Rather than creating documentation to explain this failure and route developers through the right steps, our product manager had an idea: what if we could make this configuration more obvious in the Netlify UI?

At this point, our documentation project became a design project! Our product manager helped prioritize the effort, and our product designer jumped in to solve the problem. We came up with a way to accommodate setups for both monorepos and standard sites from the same workflow without adding complexity in the app. Now, Netlify users find an additional base directory field in their setup, and it’s clearly an option to skip this if you don’t need it.

Beyond the issue with the base directory setting, there was a whole constellation of other concerns related to monorepos that also needed attention. One of the biggest issues was specific to Yarn workspaces. Users discovered they could leverage an environment variable NETLIFY_USE_YARN to successfully build their monorepo sites with Yarn workspaces, but the builds were slower than ideal. This was because Netlify wasn’t caching all of the relevant node_modules. They got built from scratch on every build.

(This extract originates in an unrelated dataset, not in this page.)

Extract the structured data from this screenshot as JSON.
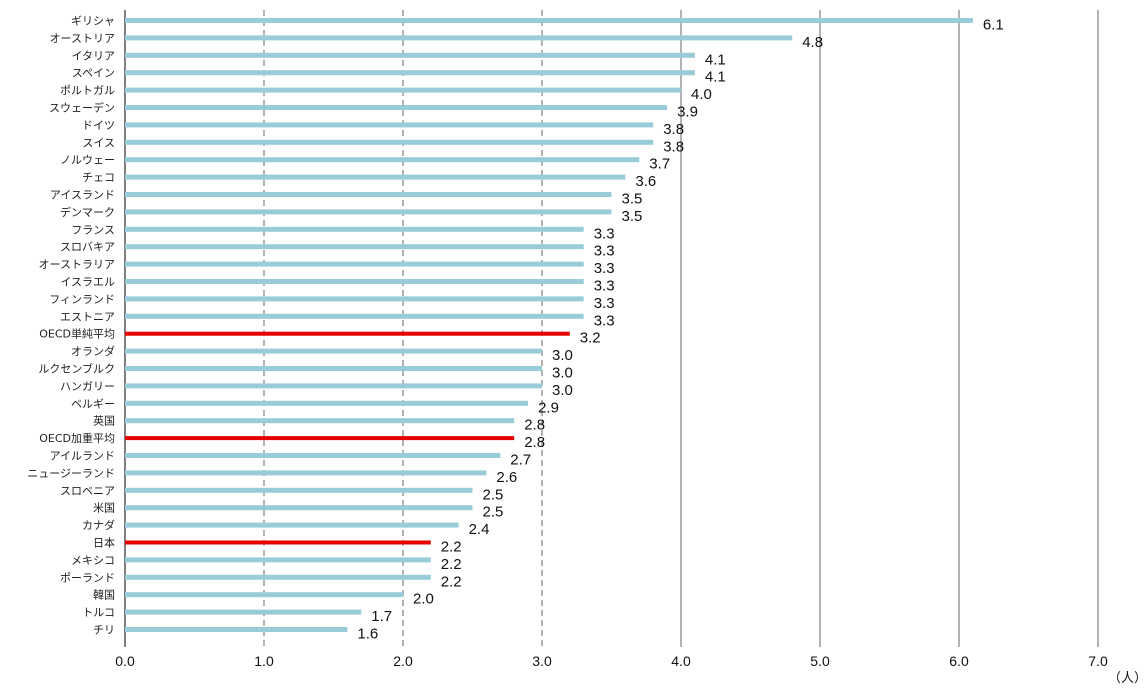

Netlify engineering to the rescue! The team dug in and made some changes to caching specifically for Yarn workspaces, and now the build times are much faster for subsequent builds.

From start to finish, the docs work and developer experience improvements were a team effort. This team effort included folks on Netlify’s support team who called attention to the confusion, our product manager who laid out a plan to address multiple concerns at once, our product designer who suggested an elegant fix, multiple docs team members to peer review new content, and engineers who made everything just work.

We’re excited to share these updates! Check out the new docs for monorepo support today, and let us know if something seems missing. We're continuously looking for ways to improve!